Updated almost 4 years ago on . Most recent reply

Eviction Moratorium: Too risky to "rock the boat"???
Bottom line up front:
1) What have your experiences been with processing evictions during COVID? (Assuming that your eviction is in a case that should not be prohibited by the text of any applicable laws and moratoriums). As I know that these things play out differently depending on locality, the closer you are to my jurisdiction the better: Yardley, PA 19067
2) If you give tenant notice to vacate after the lease naturally ends, and they refuse to vacate, do you use an eviction to get them out or is this a separate legal action? i.e. are they now legally trespassers, rather than non-paying tenants?
3) When do folks expect eviction courts to return to "normal"?
My situation:
I purchased a duplex this past Spring that was a bit run down and severely under market rent.

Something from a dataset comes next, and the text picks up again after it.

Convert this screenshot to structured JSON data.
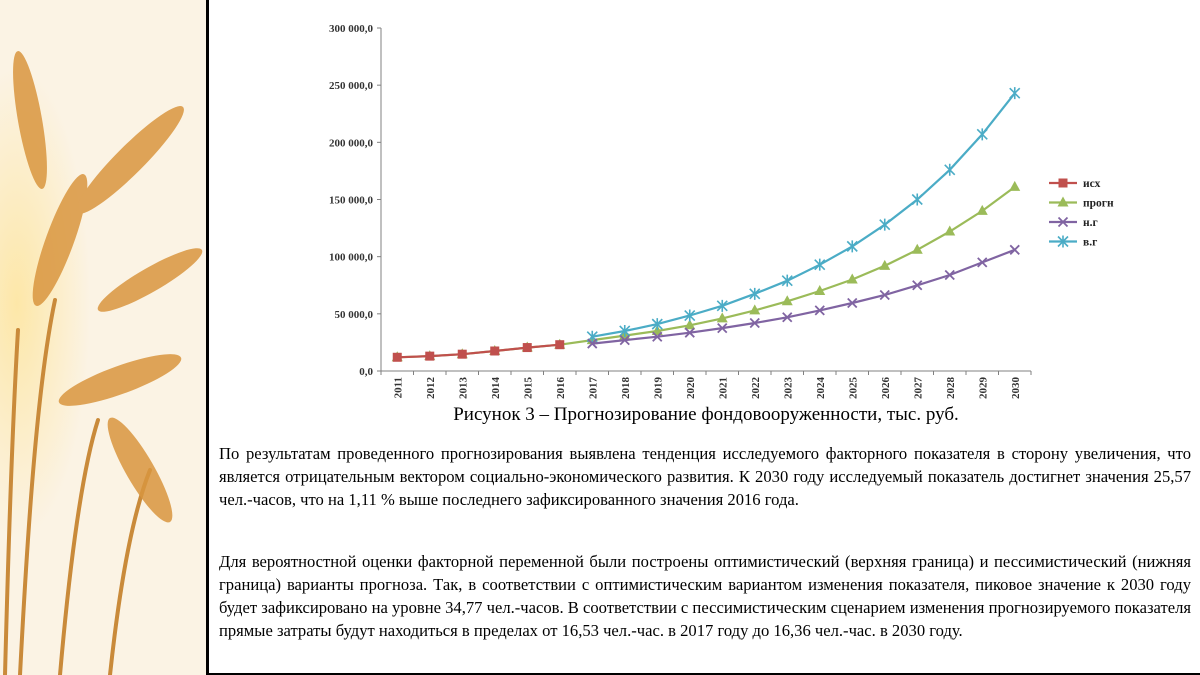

The place is in a B++ area and the inherited tenants are faithfully paying their rent. The inherited rent rates cover the hard operating expenses plus a little bit of cash that gets set aside for future maintenance/capex reserves, but no profit and not as much set aside for reserves as I'd like.
The plan was always to give the inherited tenants reasonable notice to vacate (they are on month to month leases), renovate the units, and rent back out at market rate. After doing so, I should be able to cover all my expenses, set a more comfortable amount of money aside for reserves, and take a healthy monthly profit from the rental income.
However, I have delayed turning over the units because I'm nervous to rock the boat with the tenants in the current climate with eviction moratoriums and, from what I'm reading, delinquent courts in many areas even when evictions should be legal under the moratorium guidelines. Am I being too cautious? I'm missing out on over $1k per month by not turning the units over, and the property is not an attractive investment to me as the cashflow currently stands. I definitely don't want to hold the property as-is indefinitely. At the same time, it would take most of my savings to keep the property afloat without rent for a year, so I don't want to get into a situation where I have a non-paying tenant and no recourse for the foreseeable future.
Would greatly appreciate hearing whatever relevant experiences and/or advice you have to offer.